The results of our efforts to detect/avoid bad nodes can be seen in Figure 6, which shows requests that did not receive any service within specific time intervals. When this occurs, the client is likely to stop the connection or visit another page, yielding an easily-identifiable access log entry (MISS/000). These failures can be the result of the origin server being slow or a failure within CoDeeN. The trend shows that both the magnitude and frequency of the failure spikes are decreasing over time. Our most recent change, DNS failure detection, was added in late August, and appears to have yielded positive results.
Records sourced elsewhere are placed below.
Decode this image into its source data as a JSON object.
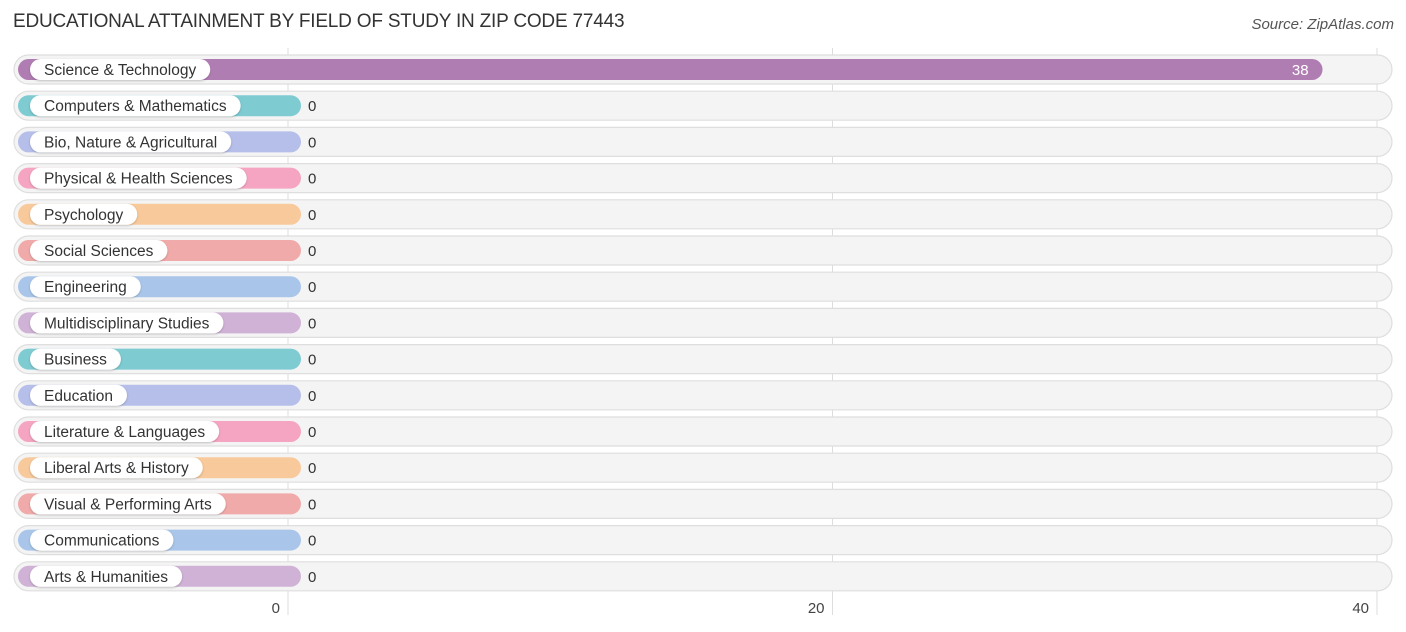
{
  "header": {
    "title": "EDUCATIONAL ATTAINMENT BY FIELD OF STUDY IN ZIP CODE 77443",
    "source": "Source: ZipAtlas.com"
  },
  "chart_data": {
    "type": "bar",
    "orientation": "horizontal",
    "title": "EDUCATIONAL ATTAINMENT BY FIELD OF STUDY IN ZIP CODE 77443",
    "xlabel": "",
    "ylabel": "",
    "xlim": [
      0,
      40
    ],
    "xticks": [
      0,
      20,
      40
    ],
    "grid": true,
    "categories": [
      "Science & Technology",
      "Computers & Mathematics",
      "Bio, Nature & Agricultural",
      "Physical & Health Sciences",
      "Psychology",
      "Social Sciences",
      "Engineering",
      "Multidisciplinary Studies",
      "Business",
      "Education",
      "Literature & Languages",
      "Liberal Arts & History",
      "Visual & Performing Arts",
      "Communications",
      "Arts & Humanities"
    ],
    "values": [
      38,
      0,
      0,
      0,
      0,
      0,
      0,
      0,
      0,
      0,
      0,
      0,
      0,
      0,
      0
    ],
    "colors": [
      "#b07db3",
      "#7ecbd2",
      "#b5bfea",
      "#f5a5c2",
      "#f8c99b",
      "#f0aaa9",
      "#a9c6ea",
      "#cfb2d6",
      "#7ecbd2",
      "#b5bfea",
      "#f5a5c2",
      "#f8c99b",
      "#f0aaa9",
      "#a9c6ea",
      "#cfb2d6"
    ]
  }
}
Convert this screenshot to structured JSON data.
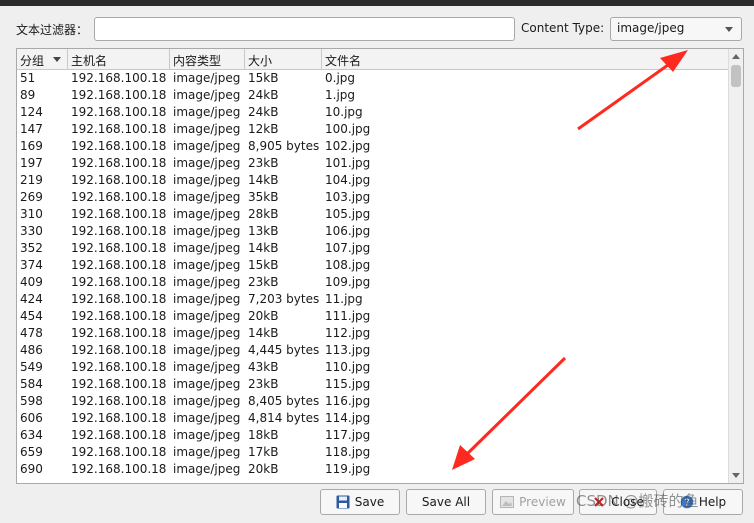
{
  "filter": {
    "label": "文本过滤器：",
    "value": ""
  },
  "content_type": {
    "label": "Content Type:",
    "selected": "image/jpeg"
  },
  "table": {
    "headers": [
      "分组",
      "主机名",
      "内容类型",
      "大小",
      "文件名"
    ],
    "rows": [
      [
        "51",
        "192.168.100.18",
        "image/jpeg",
        "15kB",
        "0.jpg"
      ],
      [
        "89",
        "192.168.100.18",
        "image/jpeg",
        "24kB",
        "1.jpg"
      ],
      [
        "124",
        "192.168.100.18",
        "image/jpeg",
        "24kB",
        "10.jpg"
      ],
      [
        "147",
        "192.168.100.18",
        "image/jpeg",
        "12kB",
        "100.jpg"
      ],
      [
        "169",
        "192.168.100.18",
        "image/jpeg",
        "8,905 bytes",
        "102.jpg"
      ],
      [
        "197",
        "192.168.100.18",
        "image/jpeg",
        "23kB",
        "101.jpg"
      ],
      [
        "219",
        "192.168.100.18",
        "image/jpeg",
        "14kB",
        "104.jpg"
      ],
      [
        "269",
        "192.168.100.18",
        "image/jpeg",
        "35kB",
        "103.jpg"
      ],
      [
        "310",
        "192.168.100.18",
        "image/jpeg",
        "28kB",
        "105.jpg"
      ],
      [
        "330",
        "192.168.100.18",
        "image/jpeg",
        "13kB",
        "106.jpg"
      ],
      [
        "352",
        "192.168.100.18",
        "image/jpeg",
        "14kB",
        "107.jpg"
      ],
      [
        "374",
        "192.168.100.18",
        "image/jpeg",
        "15kB",
        "108.jpg"
      ],
      [
        "409",
        "192.168.100.18",
        "image/jpeg",
        "23kB",
        "109.jpg"
      ],
      [
        "424",
        "192.168.100.18",
        "image/jpeg",
        "7,203 bytes",
        "11.jpg"
      ],
      [
        "454",
        "192.168.100.18",
        "image/jpeg",
        "20kB",
        "111.jpg"
      ],
      [
        "478",
        "192.168.100.18",
        "image/jpeg",
        "14kB",
        "112.jpg"
      ],
      [
        "486",
        "192.168.100.18",
        "image/jpeg",
        "4,445 bytes",
        "113.jpg"
      ],
      [
        "549",
        "192.168.100.18",
        "image/jpeg",
        "43kB",
        "110.jpg"
      ],
      [
        "584",
        "192.168.100.18",
        "image/jpeg",
        "23kB",
        "115.jpg"
      ],
      [
        "598",
        "192.168.100.18",
        "image/jpeg",
        "8,405 bytes",
        "116.jpg"
      ],
      [
        "606",
        "192.168.100.18",
        "image/jpeg",
        "4,814 bytes",
        "114.jpg"
      ],
      [
        "634",
        "192.168.100.18",
        "image/jpeg",
        "18kB",
        "117.jpg"
      ],
      [
        "659",
        "192.168.100.18",
        "image/jpeg",
        "17kB",
        "118.jpg"
      ],
      [
        "690",
        "192.168.100.18",
        "image/jpeg",
        "20kB",
        "119.jpg"
      ]
    ]
  },
  "buttons": {
    "save": "Save",
    "save_all": "Save All",
    "preview": "Preview",
    "close": "Close",
    "help": "Help"
  },
  "icons": {
    "save": "floppy-disk-icon",
    "preview": "image-icon",
    "close": "close-icon",
    "help": "help-icon"
  },
  "watermark": "CSDN @搬砖的鱼",
  "colors": {
    "annotation_arrow": "#ff2a1f",
    "save_icon": "#2c5aa0",
    "close_icon": "#d02020"
  }
}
Since we cannot ``normalize'' the traffic over CoDeeN, other measurements are noisier, but also instructive. Figure 7 shows the fraction of small/failed responses that take more than a specific amount of time. Here, we only show redirected requests, which means they are not serviced from the forward proxy cache. By focusing on small responses, we can remove the effects of slow clients downloading large files. We see a similar trend where the failure rate decreases over time. The actual overall response times for successful requests, shown in Figure 8, has a less interesting profile. After a problematic beginning, responses have been relatively smooth. As seen from Figure 5, since the beginning of October, we have received a rapidly increasing number of requests on CoDeeN, and consequently, the average response time for all requests slightly increases over time. However, the average response time for small files is steady and keeps decreasing. This result is not surprising, since we have focused on reducing failures rather than reducing success latency.